Eventos Académicos, 39 ISCHE. Educación y emancipación

Tamaño de fuente: 
El movimiento de la reforma de 1918: El primer año
Christian K. Anderson

Última modificación: 2017-07-17

Resumen


“Men of a new free Republic, we have just broken the last chain of the twentieth century that tied us to the old monarchical and monastic domination. We have resolved to call all things by their proper name. Córdoba is redeemed. From now we count ourselves as part of a country with one less embarrassment and one more freedom” (Manifesto, 1918 [all translations by author]).  So declared a group of revolutionary students at the University of Córdoba in Argentina in their 1918 “Manifesto Liminar de la Reforma Universitaria,” published in the student newspaper, La Gaceta. How did this Reforma movement come about and how did the student leaders create a foundation for it to be sustained and grow during the first year?

The students at Córdoba demanded that universities be autonomous from political control; that students, professors and deans each have a role in shared governance and in selecting the new rector; that the curriculum be modernized and secular, free of Catholic dogmatism; and that attendance be free of fees or tuition (Mejía-Ricart, 1999a; Tünnermann Bernheim, 2008).
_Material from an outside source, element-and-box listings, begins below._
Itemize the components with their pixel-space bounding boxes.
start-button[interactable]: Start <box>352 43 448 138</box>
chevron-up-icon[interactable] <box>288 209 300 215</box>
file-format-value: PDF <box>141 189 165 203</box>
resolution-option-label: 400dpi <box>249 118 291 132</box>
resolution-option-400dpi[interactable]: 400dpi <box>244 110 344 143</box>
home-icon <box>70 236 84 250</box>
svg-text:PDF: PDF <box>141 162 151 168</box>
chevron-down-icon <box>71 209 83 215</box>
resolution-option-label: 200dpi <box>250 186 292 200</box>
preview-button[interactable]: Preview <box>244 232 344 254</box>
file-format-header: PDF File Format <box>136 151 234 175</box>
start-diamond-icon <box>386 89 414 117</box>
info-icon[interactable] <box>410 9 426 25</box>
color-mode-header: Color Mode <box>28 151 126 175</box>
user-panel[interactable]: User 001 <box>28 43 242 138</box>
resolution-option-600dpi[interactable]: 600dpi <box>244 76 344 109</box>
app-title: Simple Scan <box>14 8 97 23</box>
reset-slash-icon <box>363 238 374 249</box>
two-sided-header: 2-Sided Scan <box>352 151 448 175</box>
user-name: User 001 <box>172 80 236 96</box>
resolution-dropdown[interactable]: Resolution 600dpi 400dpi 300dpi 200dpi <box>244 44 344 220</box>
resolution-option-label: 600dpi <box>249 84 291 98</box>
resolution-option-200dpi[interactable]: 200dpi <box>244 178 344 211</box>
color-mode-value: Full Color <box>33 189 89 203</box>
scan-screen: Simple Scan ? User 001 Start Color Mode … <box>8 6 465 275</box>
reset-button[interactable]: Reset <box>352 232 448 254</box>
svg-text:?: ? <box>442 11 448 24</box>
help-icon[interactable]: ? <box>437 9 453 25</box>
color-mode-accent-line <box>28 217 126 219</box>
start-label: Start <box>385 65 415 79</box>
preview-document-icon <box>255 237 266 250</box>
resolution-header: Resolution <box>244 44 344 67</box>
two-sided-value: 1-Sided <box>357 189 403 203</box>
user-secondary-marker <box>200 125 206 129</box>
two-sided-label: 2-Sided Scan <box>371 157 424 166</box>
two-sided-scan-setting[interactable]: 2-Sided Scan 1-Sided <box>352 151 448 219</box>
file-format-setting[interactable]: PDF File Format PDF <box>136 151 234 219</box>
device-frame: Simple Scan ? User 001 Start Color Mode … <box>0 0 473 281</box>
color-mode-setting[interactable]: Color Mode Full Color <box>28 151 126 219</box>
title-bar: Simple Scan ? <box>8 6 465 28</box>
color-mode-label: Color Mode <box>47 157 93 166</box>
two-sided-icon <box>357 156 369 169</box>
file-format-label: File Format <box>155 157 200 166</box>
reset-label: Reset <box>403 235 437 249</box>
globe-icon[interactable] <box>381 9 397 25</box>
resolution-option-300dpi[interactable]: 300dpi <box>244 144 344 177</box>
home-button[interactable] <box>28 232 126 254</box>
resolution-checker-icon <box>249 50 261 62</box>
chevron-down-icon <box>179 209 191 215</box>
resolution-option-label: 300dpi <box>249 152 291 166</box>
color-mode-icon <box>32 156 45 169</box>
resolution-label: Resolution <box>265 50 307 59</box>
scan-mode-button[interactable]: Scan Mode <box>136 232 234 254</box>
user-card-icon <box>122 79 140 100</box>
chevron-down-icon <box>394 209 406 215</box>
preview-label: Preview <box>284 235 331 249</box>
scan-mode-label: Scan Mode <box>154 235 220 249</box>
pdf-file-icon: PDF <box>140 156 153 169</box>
From this Manifesto grew a movement that rapidly spread throughout Latin America and had lasting effects on student life and on university governance.

Though permanent reforms due to student activism are typically difficult to achieve and sustain (Altbach, 1991a; 1991b), the Córdoba reforms both lasted at that university and spread throughout Latin America where they have endured (Hermo & Pittelli, 2009; Mejía-Ricart, 1999a, Theiler, 2005). Within a matter of years many of the ten tenets of the Manifiesto Liminar of 1918, including the establishment of free universities as autonomous entities, would become statutory or constitutional law in countries such as Perú (Sánchez, 1966), Chile, Bolivia, Colombia, Venezuela, and the countries of Central America (Mejía-Ricart, 1999a, Tünnermann Bernheim, 2008), Mexico (Ordorika, 2003), and Caribbean nations (Dario Genao, 2008; Mejía-Ricart, 1999b). University students in these countries used the model of Córdoba and pushed for the same kinds of reforms.

For example, in Cuba the students invited the rector of the University of Buenos Aires to address them in their Aula Magna (Grand Hall) in 1922 to explain the reform movement. For Havana, “The bell had been rung for reforming the University of Havana, which had been a nest of corruption and outdated teachings, inept professors…and [this speech] acted as the spark to a bonfire” (Civeira 2001, p. 47).

The focus of this paper will be on the Movement’s first year: how it was built on a foundation during that time in such a way that it was strong enough to sustain itself not only at Córdoba but also grow throughout Argentina and Latin America. What was the relationship of the students with the University, with its Consejo Superior and other bodies during this formative period? In addition to published materials in Spanish and English I have obtained copies of a wide range of primary documents from four archives in Argentina during a recent visit.